I remember many years ago, young children being told not to tell “cannibal” jokes because it was offensive to non white people.

It would be more useful if, rather then trying to censor peoples speech, more effort was devoted to changing the perceptions of ethnic groups in the eyes of the rest of the population.
(Including those of OTHER ethnic minorities, who aren’t by any means less racist then the mainstream in very many cases)

It came to be one the same way any other racial slur came to be one – because it was used that way. There is nothing intrinsically offensive about any racial slur – nigger, wog, spic, chink, gook, or anything else. They become offensive because they are used offensively.

I have friends and relatives in Britain who have been subject to use of the word “Paki” despite the fact that they have no personal connection to Pakistan. They’re Indians or descended from Indians. “Paki” thus is just being used as an epithet for “dark-skinned” or “South Asian” and not in a friendly way.

One friend of mine, a lawyer in the London area, said that he refused to drive a car any more expensive than a Volkswagen because if he was seen driving an obviously expensive car around London, people on the street would “start calling me a Paki.”

My grandmother and a couple of her sisters would talk about my great aunt Ruth and her fondness for “dago red wine”. I actually thought that was a brand.

This same grandmother gave my parents an albino chihuahua named “Hunky” because she’d heard that’s what black people called white people. No, my parents didn’t rename the dog because they thought it was cute. This was the early 70’s, I was in grade school, and even then I knew the name was wrong. At least the fact they’d misheard the term allowed me to pretend that “Hunky” was a play on the dog’s size.

This might be one of those times you accidentally look bigoted. Maricon is derogatory slang for homosexual.

That was the point!
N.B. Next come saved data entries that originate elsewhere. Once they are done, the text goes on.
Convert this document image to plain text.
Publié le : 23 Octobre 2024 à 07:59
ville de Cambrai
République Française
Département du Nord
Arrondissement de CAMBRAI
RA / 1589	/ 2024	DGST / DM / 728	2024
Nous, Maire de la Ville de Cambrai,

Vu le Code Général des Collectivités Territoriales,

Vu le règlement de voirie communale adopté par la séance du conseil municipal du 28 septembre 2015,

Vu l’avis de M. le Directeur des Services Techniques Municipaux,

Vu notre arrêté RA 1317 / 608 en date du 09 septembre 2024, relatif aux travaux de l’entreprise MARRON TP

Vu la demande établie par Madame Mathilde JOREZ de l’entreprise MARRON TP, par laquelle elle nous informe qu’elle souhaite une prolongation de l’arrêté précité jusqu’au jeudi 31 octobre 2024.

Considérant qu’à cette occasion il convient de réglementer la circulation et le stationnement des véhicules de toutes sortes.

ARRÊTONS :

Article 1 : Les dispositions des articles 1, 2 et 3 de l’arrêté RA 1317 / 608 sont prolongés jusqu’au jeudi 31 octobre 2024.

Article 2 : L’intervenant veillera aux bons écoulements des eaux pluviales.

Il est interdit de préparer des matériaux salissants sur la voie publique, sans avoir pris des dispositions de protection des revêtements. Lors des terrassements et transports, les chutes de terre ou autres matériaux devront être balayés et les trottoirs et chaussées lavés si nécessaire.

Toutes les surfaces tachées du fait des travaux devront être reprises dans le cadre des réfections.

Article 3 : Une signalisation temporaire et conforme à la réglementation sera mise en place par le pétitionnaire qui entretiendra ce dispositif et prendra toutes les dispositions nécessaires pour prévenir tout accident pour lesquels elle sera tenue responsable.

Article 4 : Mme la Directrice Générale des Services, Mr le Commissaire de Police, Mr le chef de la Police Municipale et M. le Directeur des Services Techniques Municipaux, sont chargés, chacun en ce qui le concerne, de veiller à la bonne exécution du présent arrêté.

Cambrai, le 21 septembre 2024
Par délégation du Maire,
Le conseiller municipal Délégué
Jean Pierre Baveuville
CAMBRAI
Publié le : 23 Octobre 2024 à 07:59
We set the poor bastard up, so he went around all day saying “I’m a great big queer!” when he thought he was saying “I’m a great big American.” It was a dirty trick.

It was bigoted on purpose…so, I guess, fails the point of the thread…

Here’s one: a co-worker of mine, a black man, was proud of his son. His son was growing up fast. Big kid! I said, without any intent to be racist, “Wow! Won’t be long before he’s climbing up the side of the Empire State Building.”

Ouch… It was intended to refer to the kid’s size, not skin color! I was lucky; my co-worker didn’t take it the wrong way. It was only a couple of days later, when I re-played what I’d said in the privacy of my own mind, that I realized how it could have been taken.